Additionally, after 2 years of service the DoD will match up to an additional 4% of the servicemember’s basic pay. This is on top of the 1% automatic contribution. The maxmimum match is 5% if the servicemember is also contributing 5% of their base pay. This matching is already widely used in the civilian sector so it’s good to see it coming to the military side.
This TSP match could mean $70,000+ of additional savings into your TSP, assuming you serve for 20 years. At retirement age of 60, these extra invested assets means you’ll have a retirement account of $1 million, rather than half a million (assuming a 7% return).
Here’s how the matching works for a 6 year Air Force captain (O-3):
- $5540 monthly base pay, or $66480 annual
- 1% agency automatic contribution = $664.80 annual contribution
- Servicemember contributes 5% = $3324
- DoD matches 4% = $2659.2
- Total contributed = $6648, or 10% of total annual base pay.
Continuation Pay – New Military Retention Bonuses
The continuation pay bonus is paid upon completion of 12 years of service, in exchange for a 4 year additional service commitment. The amount of the pay is 2.5 months of basic pay.
The continuation pay is an incentive for military servicemembers to stick around to least 16 years, usually past their initial enlistment or active duty service commitment (ADSC). Initial enlistments and ADSCs range between 2 years for new enlisted personnel and 10 years for Air Force pilots. Re-enlistments also range widely in length.
In the current system, there is no retirement advantage to staying another year, other than re-enlistment bonuses and pay raises. Now with the new continuation pay benefit, there’s a monetary incentive to stick around past your initial service commitment but not necessarily until the 20 year point.
For a 12 year Army or Air Force major or Navy lieutenant commander (O-4), the value of this bonus pay in 2016 would be $17702.50. For a 12 year E-4 or E-6, the value of the continuation pay would be between $8000-$9000.
The continuation pay will most likely be taxable, unless the servicemember is eligible for the combat zone tax exclusion (CZTE).

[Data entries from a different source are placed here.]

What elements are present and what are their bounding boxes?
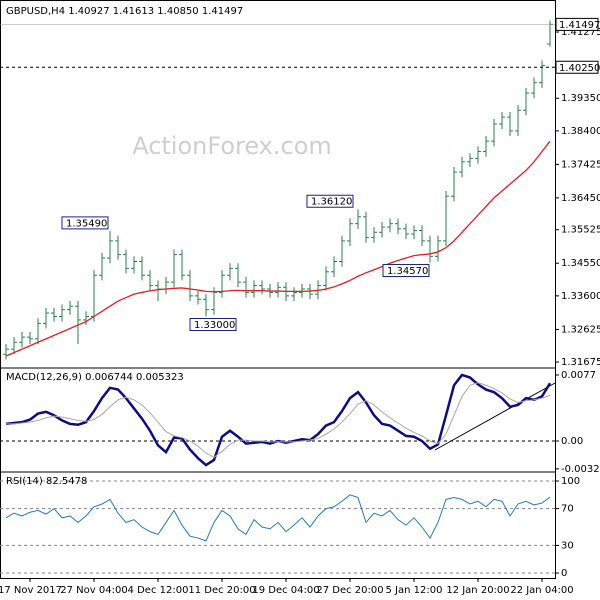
- x-tick-label: 17 Nov 2017: [0, 585, 62, 596]
- annotation-box: [61, 216, 109, 230]
- y-tick-label: 0.0077: [561, 370, 596, 381]
- y-tick-label: 0: [561, 568, 567, 579]
- y-tick-label: 1.31675: [561, 357, 600, 368]
- y-tick-label: 1.38400: [561, 126, 600, 137]
- y-tick-label: 0.00: [561, 436, 583, 447]
- x-tick-label: 27 Dec 20:00: [316, 585, 383, 596]
- y-tick-label: 1.37425: [561, 159, 600, 170]
- price-line-label: 1.40250: [559, 63, 600, 74]
- x-tick-label: 11 Dec 20:00: [188, 585, 255, 596]
- y-tick-label: 1.33600: [561, 291, 600, 302]
- y-tick-label: 70: [561, 504, 574, 515]
- annotation-label: 1.34570: [387, 266, 428, 277]
- y-tick-label: 1.35525: [561, 225, 600, 236]
- y-tick-label: 1.36450: [561, 193, 600, 204]
- y-tick-label: 1.34550: [561, 258, 600, 269]
- y-tick-label: 1.32625: [561, 324, 600, 335]
- panel-title: MACD(12,26,9) 0.006744 0.005323: [6, 372, 184, 383]
- watermark: ActionForex.com: [132, 132, 332, 160]
- x-tick-label: 4 Dec 12:00: [128, 585, 189, 596]
- series-line: [5, 494, 551, 542]
- annotation-label: 1.33000: [194, 320, 235, 331]
- annotation-box: [189, 317, 237, 331]
- y-tick-label: 1.41275: [561, 27, 600, 38]
- x-tick-label: 5 Jan 12:00: [386, 585, 443, 596]
- x-tick-label: 19 Dec 04:00: [252, 585, 319, 596]
- y-tick-label: 1.39350: [561, 93, 600, 104]
- annotation-label: 1.36120: [311, 197, 352, 208]
- y-tick-label: 30: [561, 540, 574, 551]
- current-price-label-box: [555, 17, 599, 31]
- y-tick-label: 100: [561, 476, 580, 487]
- x-tick-label: 12 Jan 20:00: [446, 585, 509, 596]
- moving-average: [5, 140, 551, 357]
- series-line: [6, 382, 551, 458]
- current-price-label: 1.41497: [559, 20, 600, 31]
- price-line-label-box: [555, 60, 599, 74]
- annotation-box: [306, 194, 354, 208]
- y-tick-label: -0.003249: [561, 464, 600, 475]
- frame: [0, 0, 556, 579]
- panel-title: RSI(14) 82.5478: [6, 476, 87, 487]
- panel-title: GBPUSD,H4 1.40927 1.41613 1.40850 1.4149…: [6, 6, 243, 17]
- x-tick-label: 27 Nov 04:00: [60, 585, 127, 596]
- x-tick-label: 22 Jan 04:00: [510, 585, 573, 596]
- annotation-label: 1.35490: [66, 218, 107, 229]
- annotation-box: [382, 264, 430, 278]
- trend-line: [434, 382, 556, 451]
- series-line: [5, 373, 552, 467]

Also, the smart servicemember will invest this pay immediately into their TSP. By adding this money to the TSP, you will significantly increase your retirement income.

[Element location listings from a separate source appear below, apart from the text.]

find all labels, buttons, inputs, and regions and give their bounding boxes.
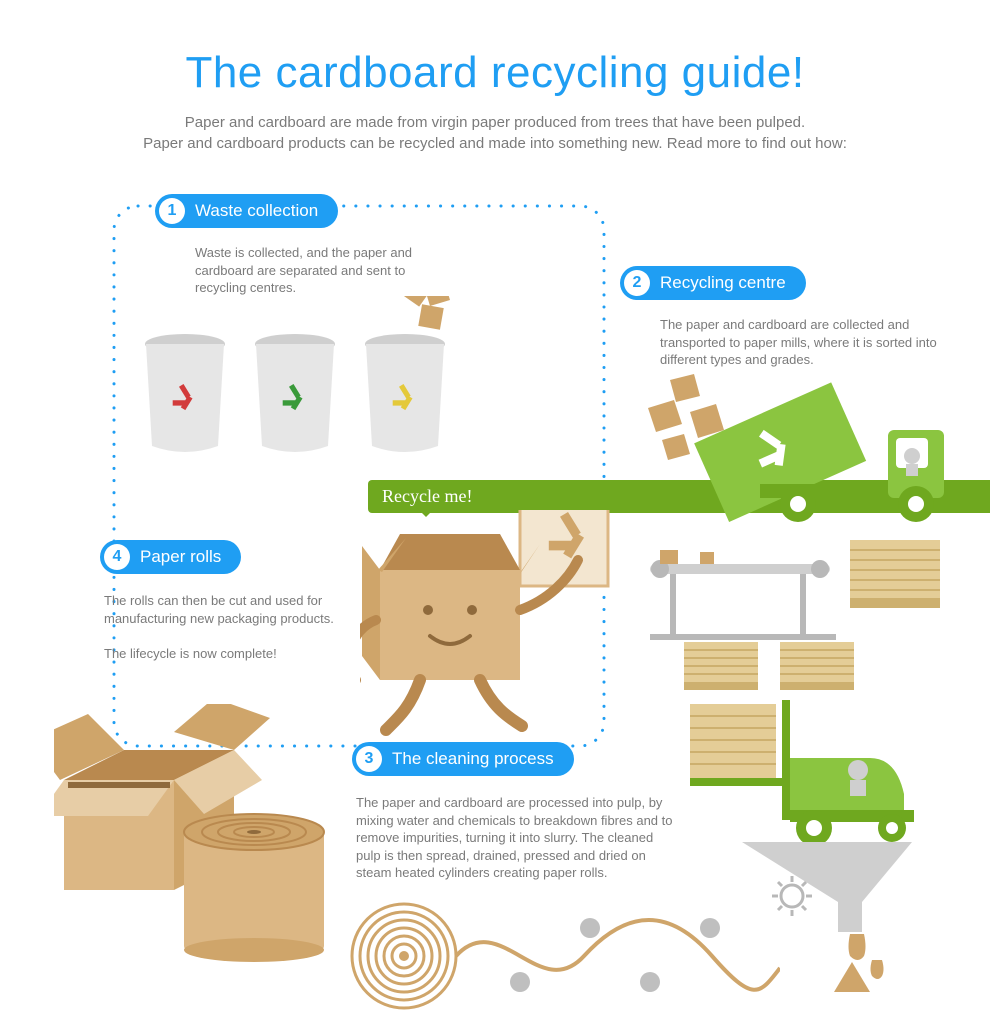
step-4-title: Paper rolls (140, 547, 221, 567)
conveyor-pallets-icon (640, 530, 960, 700)
step-4-pill: 4 Paper rolls (100, 540, 241, 574)
step-2-body: The paper and cardboard are collected an… (660, 316, 940, 369)
step-1-number: 1 (159, 198, 185, 224)
step-3-body: The paper and cardboard are processed in… (356, 794, 676, 882)
forklift-icon (690, 700, 980, 850)
step-3-pill: 3 The cleaning process (352, 742, 574, 776)
step-2-title: Recycling centre (660, 273, 786, 293)
page-title: The cardboard recycling guide! (0, 48, 990, 98)
paper-roll-spiral-icon (350, 898, 780, 1018)
step-2-number: 2 (624, 270, 650, 296)
recycling-truck-icon (640, 372, 960, 532)
step-1-pill: 1 Waste collection (155, 194, 338, 228)
step-1-title: Waste collection (195, 201, 318, 221)
step-1-body: Waste is collected, and the paper and ca… (195, 244, 420, 297)
cardboard-mascot-icon (360, 510, 620, 740)
recycling-bins-icon (140, 296, 480, 476)
step-2-pill: 2 Recycling centre (620, 266, 806, 300)
step-3-number: 3 (356, 746, 382, 772)
step-4-body: The rolls can then be cut and used for m… (104, 592, 339, 662)
step-4-number: 4 (104, 544, 130, 570)
intro-text: Paper and cardboard are made from virgin… (0, 112, 990, 154)
step-3-title: The cleaning process (392, 749, 554, 769)
box-and-roll-icon (54, 704, 354, 964)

So, is the new military retirement a good deal?
I believe that while the 20 year, 50% of base pay pension is a fantastically good deal for military servicemembers, the new plan offers many opportunities for the smart investing servicemember. If the match is utilized to it’s full potential, the difference between the new plan and the old plan shrinks substantially.
However, the new plan does rely much more on the servicemember to invest smartly over the course of their career, in a properly diversified portfolio with enough equities to provide a decent (6%+) return. Just sticking with the G Fund is the wrong approach to maximizing your returns over the lifetime of your investments.
Personally, I will be signing up for the new plan. I believe the uncertainty of staying for 20 years and the additional benefits (TSP matching and continuation pay) are worth sacrificing a potential 20% cut in pension pay.
Remember, only 17% of the total force sticks around for a full 20+ years. At 6 years in, there’s no guarantee that I’ll be able to stay in for the full 20, whether it’s for family, personal, or professional reasons. The flexibility the new plan offers makes it worth it to me to sacrifice 20% of a pension I will probably never receive.
So, if you’re eligible, are you going to opt in to the new plan? Or will you stick with the old plan and aim for 20 years of service?